Clay I didn't wedge properly?
Badly made brick?
It's used for a purpose in England.
Only in England?
Used NOW in England?
Will have to ask Derek tomorrow. Ggggrrrrrr............. I get angry with myself if I don't solve puzzles quickly and by myself!!!
A counter weight? But for what?
Oh well. Happy 4th July to you. Just turned midnight here.
If no one solves the puzzle before we wake up, I'll show Derek the pic.
they don't use it daily, only on special occasions.
Curioser and curiouser...??
Good Night now!
it'll probably come to you in your sleep. :-)
Hummmmm, I have no clue but I'll have to come back tomorrow to see the answer!
To drown witches cats? Tie a rope around it's neck then attach it to the rings on the sides? Definitely a brick that looks like it's been under water. Only on special occasions... hmmmm, something to do with Guy Fawkes day perhaps?
It's called The Stone Of Scone or The Stone Of Destiny.
It is placed beneath the coronation chair during a coronation.
In 1296, the stone was captured by Edward I as spoils of war and taken to Westminster Abbey, where it was fitted into a wooden chair—known as King Edward's Chair—on which most subsequent English sovereigns have been crowned.
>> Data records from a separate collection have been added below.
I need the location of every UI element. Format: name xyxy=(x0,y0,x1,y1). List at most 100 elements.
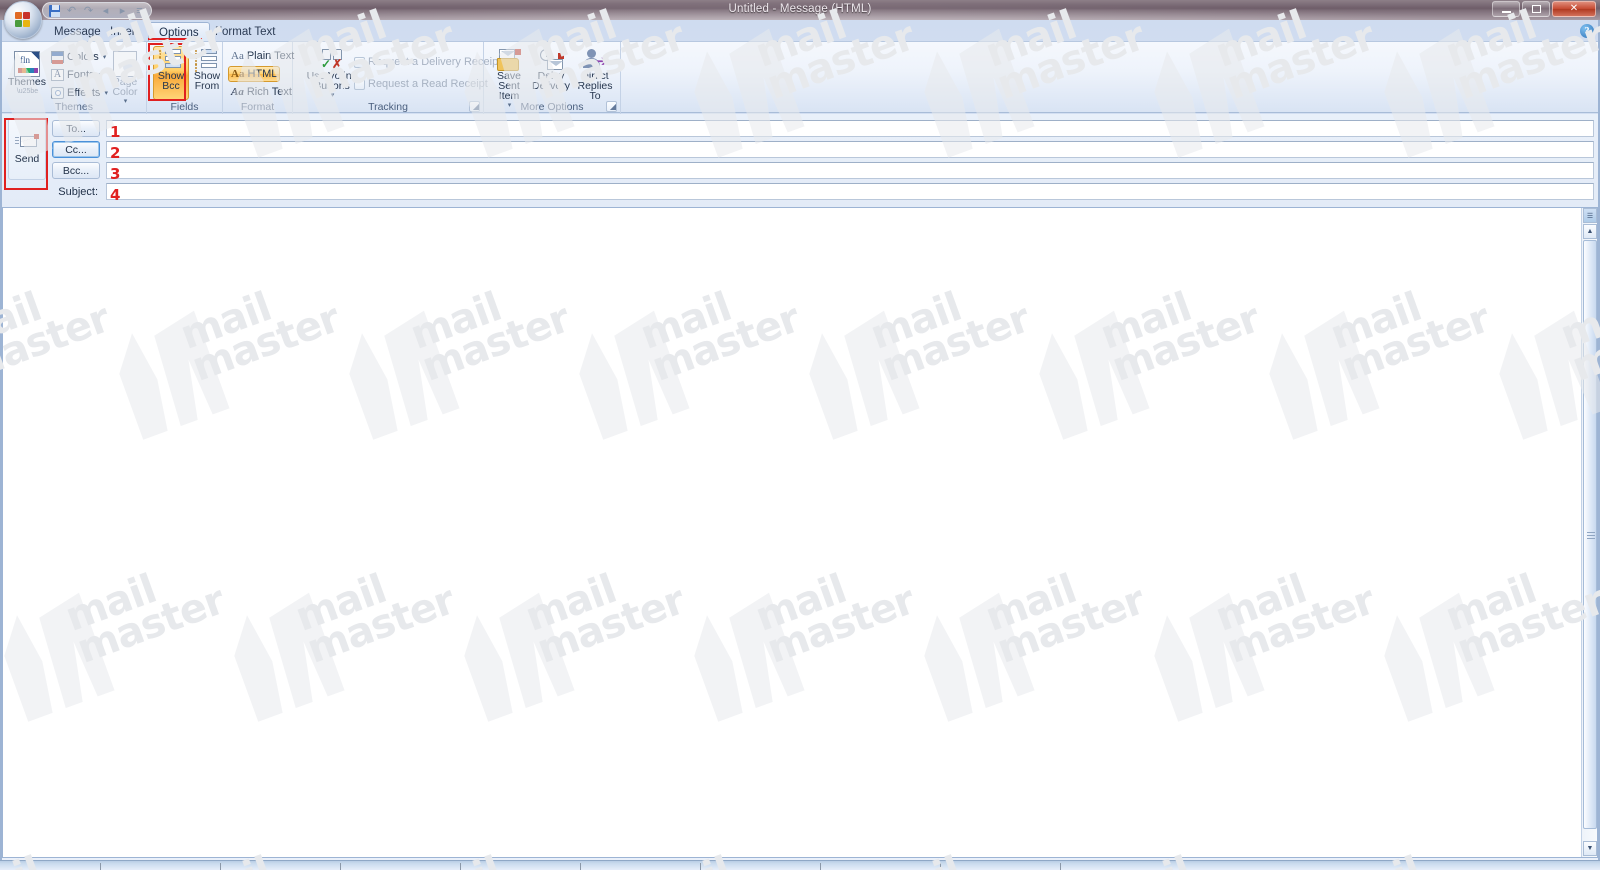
more-options-dialog-launcher[interactable]: ◢ xyxy=(606,101,617,112)
annotation-number-3: 3 xyxy=(110,165,121,183)
quick-access-toolbar: ↶ ↷ ◂ ▸ ≡ xyxy=(42,2,152,19)
direct-replies-to-icon: ➔ xyxy=(582,49,608,71)
customize-qat-icon[interactable]: ≡ xyxy=(134,4,145,17)
themes-button-label: Themes xyxy=(8,76,46,88)
ribbon-group-format: Aa Plain Text Aa HTML Aa Rich Text Forma… xyxy=(223,42,295,114)
ribbon: fln Themes \u25be Colors ▾ A Fonts ▾ Eff… xyxy=(2,41,1598,114)
plain-text-button[interactable]: Aa Plain Text xyxy=(228,48,297,64)
undo-icon[interactable]: ↶ xyxy=(66,4,77,17)
voting-buttons-icon: ✓ ✗ xyxy=(319,49,345,71)
taskbar-divider xyxy=(100,863,101,870)
ribbon-group-themes: fln Themes \u25be Colors ▾ A Fonts ▾ Eff… xyxy=(2,42,147,114)
page-color-button[interactable]: Page Color ▾ xyxy=(106,48,144,108)
request-delivery-receipt-label: Request a Delivery Receipt xyxy=(368,56,502,68)
direct-replies-to-button[interactable]: ➔ Direct Replies To xyxy=(572,46,618,102)
html-label: HTML xyxy=(247,68,278,80)
send-button[interactable]: Send xyxy=(8,118,46,180)
message-body-area[interactable]: ☰ ▲ ▼ xyxy=(2,207,1598,858)
send-button-label: Send xyxy=(14,152,40,165)
tracking-dialog-launcher[interactable]: ◢ xyxy=(469,101,480,112)
scrollbar-thumb[interactable] xyxy=(1583,240,1597,829)
effects-label: Effects xyxy=(67,87,101,99)
office-button[interactable] xyxy=(4,1,42,39)
save-sent-item-icon xyxy=(496,49,522,71)
to-button[interactable]: To... xyxy=(52,120,100,137)
help-icon[interactable]: ? xyxy=(1580,24,1594,38)
scroll-up-button[interactable]: ▲ xyxy=(1583,224,1597,239)
body-scrollbar[interactable]: ☰ ▲ ▼ xyxy=(1581,208,1597,857)
subject-label: Subject: xyxy=(58,185,98,198)
ribbon-group-more-options: Save Sent Item ▾ Delay Delivery ➔ Direct… xyxy=(484,42,621,114)
fonts-menu[interactable]: A Fonts ▾ xyxy=(48,67,105,83)
scrollbar-grip-icon xyxy=(1587,531,1595,541)
show-from-button[interactable]: Show From xyxy=(189,46,225,100)
taskbar-sliver xyxy=(0,860,1600,870)
tab-insert[interactable]: Insert xyxy=(100,22,149,42)
tab-options[interactable]: Options xyxy=(148,22,210,42)
save-sent-item-label: Save Sent Item xyxy=(497,70,521,102)
themes-icon: fln xyxy=(14,51,40,77)
direct-replies-to-label: Direct Replies To xyxy=(577,70,613,102)
taskbar-divider xyxy=(820,863,821,870)
show-bcc-label: Show Bcc xyxy=(157,70,185,92)
next-icon[interactable]: ▸ xyxy=(117,4,128,17)
split-view-icon[interactable]: ☰ xyxy=(1583,208,1597,223)
subject-input[interactable] xyxy=(106,183,1594,200)
tab-format-text[interactable]: Format Text xyxy=(205,22,286,42)
cc-input[interactable] xyxy=(106,141,1594,158)
checkbox-icon xyxy=(354,56,365,68)
show-bcc-icon xyxy=(158,49,184,72)
request-read-receipt-checkbox[interactable]: Request a Read Receipt xyxy=(351,76,491,92)
show-from-icon xyxy=(194,49,220,72)
previous-icon[interactable]: ◂ xyxy=(100,4,111,17)
send-icon xyxy=(15,133,39,150)
colors-menu[interactable]: Colors ▾ xyxy=(48,49,109,65)
taskbar-divider xyxy=(340,863,341,870)
taskbar-divider xyxy=(1060,863,1061,870)
show-bcc-button[interactable]: Show Bcc xyxy=(153,46,189,100)
colors-icon xyxy=(51,51,64,64)
minimize-button[interactable] xyxy=(1492,1,1520,17)
taskbar-divider xyxy=(1180,863,1181,870)
use-voting-buttons-label: Use Voting Buttons xyxy=(306,70,358,92)
window-controls: ✕ xyxy=(1492,1,1596,17)
group-label-more-options: More Options xyxy=(520,101,584,113)
title-bar: Untitled - Message (HTML) xyxy=(0,0,1600,20)
taskbar-divider xyxy=(700,863,701,870)
scroll-down-button[interactable]: ▼ xyxy=(1583,841,1597,856)
page-color-icon xyxy=(113,51,137,77)
redo-icon[interactable]: ↷ xyxy=(83,4,94,17)
delay-delivery-button[interactable]: Delay Delivery xyxy=(530,46,572,92)
delay-delivery-label: Delay Delivery xyxy=(532,70,570,92)
rich-text-button[interactable]: Aa Rich Text xyxy=(228,84,295,100)
message-header: Send To... Cc... Bcc... Subject: xyxy=(2,114,1598,207)
cc-button[interactable]: Cc... xyxy=(52,141,100,158)
maximize-button[interactable] xyxy=(1522,1,1550,17)
plain-text-label: Plain Text xyxy=(246,50,295,62)
group-label-tracking: Tracking xyxy=(368,101,408,113)
close-button[interactable]: ✕ xyxy=(1552,1,1596,17)
show-from-label: Show From xyxy=(193,70,221,92)
ribbon-group-fields: Show Bcc Show From Fields xyxy=(147,42,223,114)
annotation-number-4: 4 xyxy=(110,186,121,204)
save-icon[interactable] xyxy=(49,4,60,17)
bcc-button[interactable]: Bcc... xyxy=(52,162,100,179)
fonts-label: Fonts xyxy=(67,69,95,81)
themes-button[interactable]: fln Themes \u25be xyxy=(8,48,46,98)
delay-delivery-icon xyxy=(538,49,564,71)
annotation-number-2: 2 xyxy=(110,144,121,162)
plain-text-icon: Aa xyxy=(231,50,244,62)
taskbar-divider xyxy=(940,863,941,870)
group-label-format: Format xyxy=(240,101,275,113)
taskbar-divider xyxy=(220,863,221,870)
colors-label: Colors xyxy=(67,51,99,63)
request-delivery-receipt-checkbox[interactable]: Request a Delivery Receipt xyxy=(351,54,504,70)
html-button[interactable]: Aa HTML xyxy=(228,66,281,82)
effects-menu[interactable]: Effects ▾ xyxy=(48,85,111,101)
checkbox-icon xyxy=(354,78,365,90)
ribbon-group-tracking: ✓ ✗ Use Voting Buttons ▾ Request a Delive… xyxy=(293,42,501,114)
bcc-input[interactable] xyxy=(106,162,1594,179)
taskbar-divider xyxy=(580,863,581,870)
annotation-number-1: 1 xyxy=(110,123,121,141)
to-input[interactable] xyxy=(106,120,1594,137)
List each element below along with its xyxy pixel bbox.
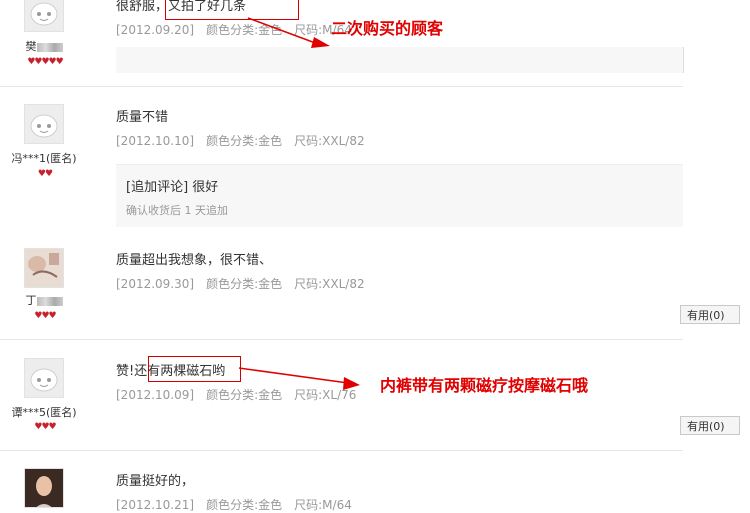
review-meta: [2012.10.09] 颜色分类:金色 尺码:XL/76 bbox=[116, 386, 368, 403]
divider bbox=[0, 86, 683, 87]
useful-button[interactable]: 有用(0) bbox=[680, 305, 740, 324]
review-color: 颜色分类:金色 bbox=[206, 498, 283, 512]
avatar[interactable] bbox=[24, 358, 64, 398]
append-review-box: [追加评论] 很好 确认收货后 1 天追加 bbox=[116, 164, 683, 227]
review-comment: 质量不错 bbox=[116, 110, 169, 125]
append-box-edge bbox=[116, 47, 684, 73]
divider bbox=[0, 450, 683, 451]
user-photo-icon bbox=[25, 249, 63, 287]
rating-hearts: ♥♥♥♥♥ bbox=[27, 57, 63, 67]
review-color: 颜色分类:金色 bbox=[206, 23, 283, 37]
avatar[interactable] bbox=[24, 468, 64, 508]
username: 丁 bbox=[4, 292, 84, 308]
review-size: 尺码:M/64 bbox=[294, 498, 352, 512]
highlight-box bbox=[148, 356, 241, 382]
rating-hearts: ♥♥ bbox=[37, 169, 53, 179]
user-photo-icon bbox=[25, 469, 63, 507]
review-date: [2012.10.09] bbox=[116, 388, 195, 402]
username: 谭***5(匿名) bbox=[11, 406, 77, 419]
rating-hearts: ♥♥♥ bbox=[34, 422, 56, 432]
review-meta: [2012.09.20] 颜色分类:金色 尺码:M/64 bbox=[116, 21, 364, 38]
review-size: 尺码:XXL/82 bbox=[294, 134, 365, 148]
review-color: 颜色分类:金色 bbox=[206, 388, 283, 402]
annotation-arrows bbox=[238, 17, 360, 390]
username: 樊 bbox=[4, 38, 84, 54]
avatar[interactable] bbox=[24, 104, 64, 144]
blurred-name bbox=[36, 42, 63, 52]
username: 冯***1(匿名) bbox=[11, 152, 77, 165]
review-comment: 质量挺好的， bbox=[116, 474, 195, 489]
avatar[interactable] bbox=[24, 248, 64, 288]
review-size: 尺码:XL/76 bbox=[294, 388, 357, 402]
review-date: [2012.10.10] bbox=[116, 134, 195, 148]
review-meta: [2012.10.10] 颜色分类:金色 尺码:XXL/82 bbox=[116, 132, 377, 149]
append-review-note: 确认收货后 1 天追加 bbox=[126, 204, 228, 217]
review-color: 颜色分类:金色 bbox=[206, 277, 283, 291]
avatar[interactable] bbox=[24, 0, 64, 32]
arrow-line bbox=[238, 367, 349, 384]
review-date: [2012.10.21] bbox=[116, 498, 195, 512]
review-meta: [2012.09.30] 颜色分类:金色 尺码:XXL/82 bbox=[116, 275, 377, 292]
default-avatar-icon bbox=[25, 105, 63, 143]
blurred-name bbox=[36, 296, 63, 306]
review-date: [2012.09.20] bbox=[116, 23, 195, 37]
review-comment: 质量超出我想象，很不错、 bbox=[116, 253, 273, 268]
default-avatar-icon bbox=[25, 359, 63, 397]
review-size: 尺码:XXL/82 bbox=[294, 277, 365, 291]
useful-button[interactable]: 有用(0) bbox=[680, 416, 740, 435]
annotation-magnet-note: 内裤带有两颗磁疗按摩磁石哦 bbox=[380, 376, 589, 395]
divider bbox=[0, 339, 683, 340]
highlight-box bbox=[165, 0, 299, 20]
append-review-text: [追加评论] 很好 bbox=[126, 180, 219, 195]
review-meta: [2012.10.21] 颜色分类:金色 尺码:M/64 bbox=[116, 496, 364, 513]
default-avatar-icon bbox=[25, 0, 63, 31]
annotation-repeat-buyer: 二次购买的顾客 bbox=[331, 19, 444, 38]
review-color: 颜色分类:金色 bbox=[206, 134, 283, 148]
rating-hearts: ♥♥♥ bbox=[34, 311, 56, 321]
review-date: [2012.09.30] bbox=[116, 277, 195, 291]
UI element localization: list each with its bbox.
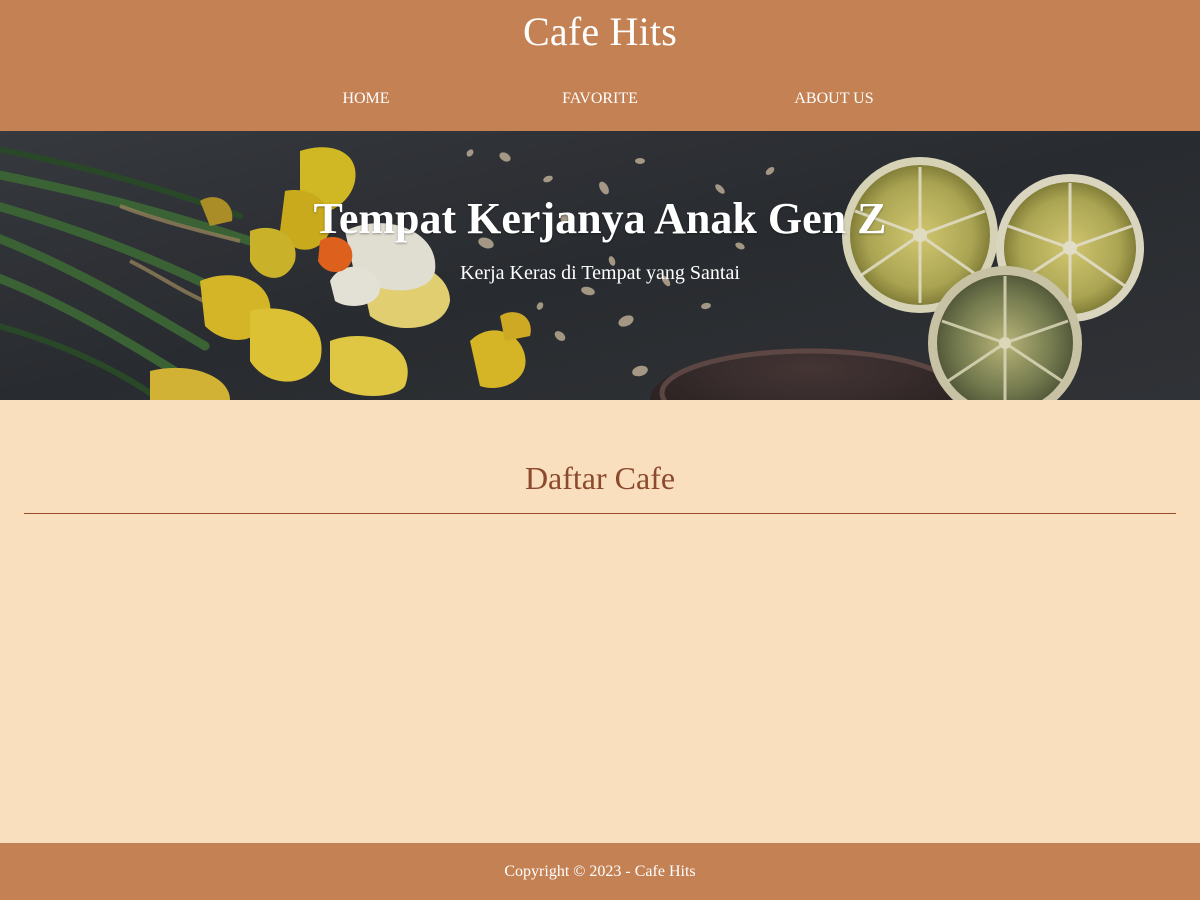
site-footer: Copyright © 2023 - Cafe Hits xyxy=(0,843,1200,900)
footer-copyright: Copyright © 2023 - Cafe Hits xyxy=(504,863,696,880)
page: Cafe Hits HOME FAVORITE ABOUT US Tempat … xyxy=(0,0,1200,900)
nav-about-us[interactable]: ABOUT US xyxy=(734,86,934,112)
site-title: Cafe Hits xyxy=(523,9,677,54)
main-nav: HOME FAVORITE ABOUT US xyxy=(0,86,1200,112)
hero-title: Tempat Kerjanya Anak Gen Z xyxy=(313,194,887,243)
site-header: Cafe Hits HOME FAVORITE ABOUT US xyxy=(0,0,1200,131)
hero-subtitle: Kerja Keras di Tempat yang Santai xyxy=(460,262,740,284)
nav-home[interactable]: HOME xyxy=(266,86,466,112)
nav-favorite[interactable]: FAVORITE xyxy=(500,86,700,112)
section-heading-daftar-cafe: Daftar Cafe xyxy=(524,460,676,496)
hero-banner: Tempat Kerjanya Anak Gen Z Kerja Keras d… xyxy=(0,131,1200,400)
section-divider xyxy=(24,513,1176,514)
Edward I sought to claim his status as the "Lord Paramount" of Scotland, with the right to oversee its King.
Stone of Scone - Wikipedia
It weighs 335 pounds
I asked my husband last night and he said he thought it had something to do with coronation in England but then he didn't know what it was...he suggested the Blarney Stone. I told him that is in IRELAND.
Oh well, I will tell him he was really close.